Thought these were funny….

Thought you guys might enjoy some of these 😀

ONLY IN AMERICA……

…can a pizza get to your house faster than an ambulance.

…are there handicap parking places in front of a skating rink.

…do drugstores make the sick walk all the way to the back of the store to get their prescriptions but you can buy cigarettes at the front.

…do people order double cheeseburgers, large fries, and a diet coke.

…do banks leave both doors open and then chain the pens to the counters.

…do we leave cars worth thousands of dollars in the driveway and put our useless junk in the
garage.

…do we use answering machines to screen calls and then have call waiting so we won’t miss a
call from someone we didn’t want to talk to in the first place.

…do we buy hot dogs in packages of ten and buns in packages of eight.

…do we use the word ‘politics’ to describe the process so well: ‘Poli’ in Latin meaning
‘many’ and ‘tics’ meaning ‘bloodsucking creatures’. (I loved this one)

…do they have drive-up ATM machines with Braille lettering.
…………………………

EVER WONDER

Why the sun lightens our hair, but darkens our skin?

Why women can’t put on mascara with their mouth closed?

Why don’t you ever see the headline “Psychic Wins Lottery”?

Why is “abbreviated” such a long word?

Why is it that doctors call what they do “practice”?

Why is it that to stop Windows 98, you have to click on “Start”?

Why is lemon juice made with artificial flavor, and dishwashing liquid made with real lemons?

Why is the man who invests all your money called a broker?

Why is the time of day with the slowest traffic called rush hour?

Why isn’t there mouse-flavored cat food?

When dog food is new and improved tasting, who tests it?

Why didn’t Noah swat those two mosquitoes?

Why do they sterilize the needle for lethal injections?

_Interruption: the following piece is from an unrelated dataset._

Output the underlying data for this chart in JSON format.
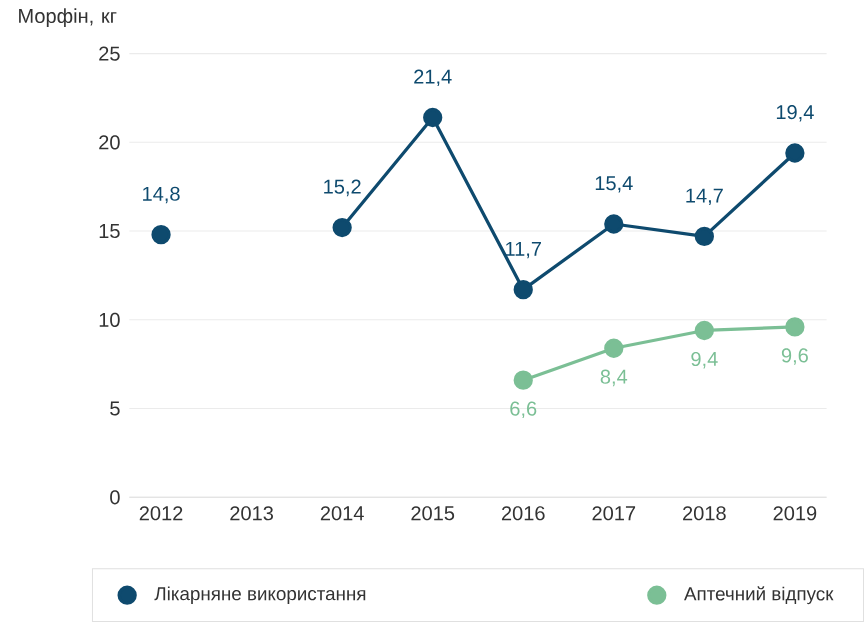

You know that indestructible black box that is used on airplanes? Why don’t they make the whole plane out of that stuff?

Why are they called apartments when they are all stuck together?

If con is the opposite of pro, is Congress the opposite of progress?

If flying is so safe, why do they call the airport the terminal?
……………………….

In case you needed further proof that the human race is doomed through stupidity, here are some actual label instructions on consumer goods.

On a Sears hair dryer: Do not use while sleeping.

On a bag of Frito’s: ..You could be a winner! No purchase necessary. Details inside. (can we open the bags in the store til we find a winner :-P)

On a bar of Dial soap: “Directions: Use like regular soap.”

On some Swanson frozen dinners: “Serving suggestion: Defrost.”

On Tesco’s Tiramisu dessert (printed on bottom): “Do not turn upside down.”

On Marks & Spencer Bread Pudding:”Product will be hot after heating.”

On packaging for a Rowenta iron: “Do not iron clothes on body.”

On Boot’s Children Cough Medicine:”Do not drive a car or operate machinery after taking this medication.”

On Nytol Sleep Aid: “Warning: May cause drowsiness.”

On most brands of Christmas lights: “For indoor or outdoor use only.

On a Japanese food processor: “Not to be used for the other use.” (now, I’m a bit confused… other use?)

On Sunsbury’s peanuts: “Warning: contains nuts.”

On an American Airlines packet of nuts: “Instructions: Open packet, eat nuts.”

On a child’s superman costume: “Wearing of this garment does not enable you to fly.”

On a Swedish chainsaw:”Do not attempt to stop chain with your hands or genitals.” (Does anyone know if this has really been a problem in Sweden?)